In tale contesto, l'uso dell'AI in ambiti sensibili come la difesa, i trasporti e l'organizzazione del lavoro diventerà sempre più rischioso. L'automatizzazione di settori così cruciali potrebbe comportare conseguenze devastanti, soprattutto se si perdono di vista le implicazioni etiche e sociali di tali innovazioni.

In particolare, il rischio è che l'AI, progettata e implementata senza una guida etica forte, possa prendere decisioni che compromettano la sicurezza, la privacy, e il benessere delle persone.

Per affrontare queste sfide, si dovrebbe puntare su un potenziamento dell'istruzione e sulla valorizzazione della cultura. Un'educazione che non solo formi competenze tecniche, ma che coltivi anche il pensiero critico, la riflessione etica, e la consapevolezza sociale, è fondamentale.

La cultura deve essere vista non come un ornamento, ma come la spina dorsale di una società capace di gestire le innovazioni tecnologiche in modo umano e responsabile.

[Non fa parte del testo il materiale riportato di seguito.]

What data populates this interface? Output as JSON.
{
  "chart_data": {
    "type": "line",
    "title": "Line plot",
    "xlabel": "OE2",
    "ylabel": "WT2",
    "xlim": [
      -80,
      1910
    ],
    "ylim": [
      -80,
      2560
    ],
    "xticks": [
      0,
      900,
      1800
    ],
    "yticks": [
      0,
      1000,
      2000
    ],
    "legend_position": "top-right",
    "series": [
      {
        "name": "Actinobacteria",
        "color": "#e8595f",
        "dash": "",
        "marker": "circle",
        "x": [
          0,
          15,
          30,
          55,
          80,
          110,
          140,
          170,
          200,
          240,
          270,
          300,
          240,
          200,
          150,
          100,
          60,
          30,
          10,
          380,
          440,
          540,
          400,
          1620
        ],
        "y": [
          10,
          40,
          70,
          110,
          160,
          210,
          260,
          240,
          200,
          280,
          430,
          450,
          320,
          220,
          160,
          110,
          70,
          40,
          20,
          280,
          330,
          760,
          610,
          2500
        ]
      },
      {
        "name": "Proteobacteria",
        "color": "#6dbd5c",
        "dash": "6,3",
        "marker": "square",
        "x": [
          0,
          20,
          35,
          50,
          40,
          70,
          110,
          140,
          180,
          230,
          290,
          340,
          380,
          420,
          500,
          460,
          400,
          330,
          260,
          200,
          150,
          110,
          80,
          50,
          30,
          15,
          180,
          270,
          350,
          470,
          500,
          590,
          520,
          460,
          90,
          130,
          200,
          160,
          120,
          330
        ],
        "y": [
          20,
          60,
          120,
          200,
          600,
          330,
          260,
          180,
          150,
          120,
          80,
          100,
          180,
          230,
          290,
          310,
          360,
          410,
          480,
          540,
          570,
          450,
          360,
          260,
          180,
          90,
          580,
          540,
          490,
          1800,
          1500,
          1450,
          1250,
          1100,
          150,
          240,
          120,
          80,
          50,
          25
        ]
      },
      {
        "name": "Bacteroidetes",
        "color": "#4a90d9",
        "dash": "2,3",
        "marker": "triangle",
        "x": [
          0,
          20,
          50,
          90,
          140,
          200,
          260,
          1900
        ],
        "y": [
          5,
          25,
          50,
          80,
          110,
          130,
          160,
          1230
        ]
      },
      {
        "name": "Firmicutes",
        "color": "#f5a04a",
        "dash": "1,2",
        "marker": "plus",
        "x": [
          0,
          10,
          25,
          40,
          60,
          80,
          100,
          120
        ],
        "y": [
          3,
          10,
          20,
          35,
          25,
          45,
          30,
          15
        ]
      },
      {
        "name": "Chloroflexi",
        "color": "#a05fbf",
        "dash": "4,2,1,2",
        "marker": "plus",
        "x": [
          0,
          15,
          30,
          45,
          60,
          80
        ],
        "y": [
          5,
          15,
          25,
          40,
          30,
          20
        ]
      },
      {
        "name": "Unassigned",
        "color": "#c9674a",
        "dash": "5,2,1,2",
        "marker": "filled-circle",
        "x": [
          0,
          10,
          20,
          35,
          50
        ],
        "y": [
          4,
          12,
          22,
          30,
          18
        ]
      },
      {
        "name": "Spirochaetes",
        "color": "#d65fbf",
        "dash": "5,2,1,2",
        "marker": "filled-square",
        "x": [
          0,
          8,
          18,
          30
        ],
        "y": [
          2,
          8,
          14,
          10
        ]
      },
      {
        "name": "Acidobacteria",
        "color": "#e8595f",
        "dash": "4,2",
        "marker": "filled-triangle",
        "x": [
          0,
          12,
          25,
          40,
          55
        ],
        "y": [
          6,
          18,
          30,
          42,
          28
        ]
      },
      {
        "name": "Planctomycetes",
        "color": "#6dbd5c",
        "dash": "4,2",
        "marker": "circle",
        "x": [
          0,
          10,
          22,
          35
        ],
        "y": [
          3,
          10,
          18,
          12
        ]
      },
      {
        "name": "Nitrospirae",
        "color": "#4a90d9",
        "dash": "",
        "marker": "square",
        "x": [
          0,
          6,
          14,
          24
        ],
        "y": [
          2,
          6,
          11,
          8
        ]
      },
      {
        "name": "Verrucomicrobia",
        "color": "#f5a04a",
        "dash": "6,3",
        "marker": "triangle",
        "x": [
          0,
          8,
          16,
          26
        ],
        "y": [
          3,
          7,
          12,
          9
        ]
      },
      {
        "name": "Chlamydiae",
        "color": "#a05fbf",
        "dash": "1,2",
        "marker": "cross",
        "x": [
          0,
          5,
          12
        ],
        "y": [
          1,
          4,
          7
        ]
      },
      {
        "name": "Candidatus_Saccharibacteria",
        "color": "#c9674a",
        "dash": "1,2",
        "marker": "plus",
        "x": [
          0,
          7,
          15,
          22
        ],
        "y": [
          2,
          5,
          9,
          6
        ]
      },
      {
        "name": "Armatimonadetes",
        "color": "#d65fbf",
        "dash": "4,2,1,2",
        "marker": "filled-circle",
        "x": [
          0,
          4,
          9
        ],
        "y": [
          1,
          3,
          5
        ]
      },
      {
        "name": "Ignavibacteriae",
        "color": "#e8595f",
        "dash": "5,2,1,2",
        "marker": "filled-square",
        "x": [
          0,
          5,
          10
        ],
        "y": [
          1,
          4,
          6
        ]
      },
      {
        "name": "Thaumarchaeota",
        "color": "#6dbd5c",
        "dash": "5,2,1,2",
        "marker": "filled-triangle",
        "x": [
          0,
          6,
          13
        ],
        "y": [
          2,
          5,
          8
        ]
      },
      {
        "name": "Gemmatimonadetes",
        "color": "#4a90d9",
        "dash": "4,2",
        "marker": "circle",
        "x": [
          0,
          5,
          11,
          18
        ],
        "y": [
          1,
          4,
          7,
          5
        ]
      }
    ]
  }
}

Tuttavia, come abbiamo già visto e commentato, la società contemporanea sembra privilegiare l'addestramento, l'ottimizzazione, e un efficientismo esasperato, dove l'obiettivo è rendere tutto e tutti più performanti. Questo approccio rischia di soffocare la capacità di riflessione critica e di impoverire il dibattito etico, lasciando campo libero a una visione riduzionistica dell'essere umano come semplice ingranaggio in una macchina più grande.

In questo contesto, si potrebbe dire che l'etica è morta, o quantomeno relegata ai margini del discorso pubblico.

L'attenzione esclusiva all'efficienza e all'ottimizzazione rischia di oscurare i valori fondamentali che dovrebbero guidare la nostra società. Se l'etica diventa un'opzione secondaria, il rischio è di scivolare verso un futuro in cui la tecnologia non serve più l'uomo, ma lo domina, spingendo verso una disumanizzazione progressiva.

Per evitare questo scenario, è urgente riscoprire e rivitalizzare l'etica come principio guida nella gestione e nello sviluppo dell'AI, riaffermando l'importanza della cultura e dell'umanesimo nel plasmare il nostro futuro tecnologico.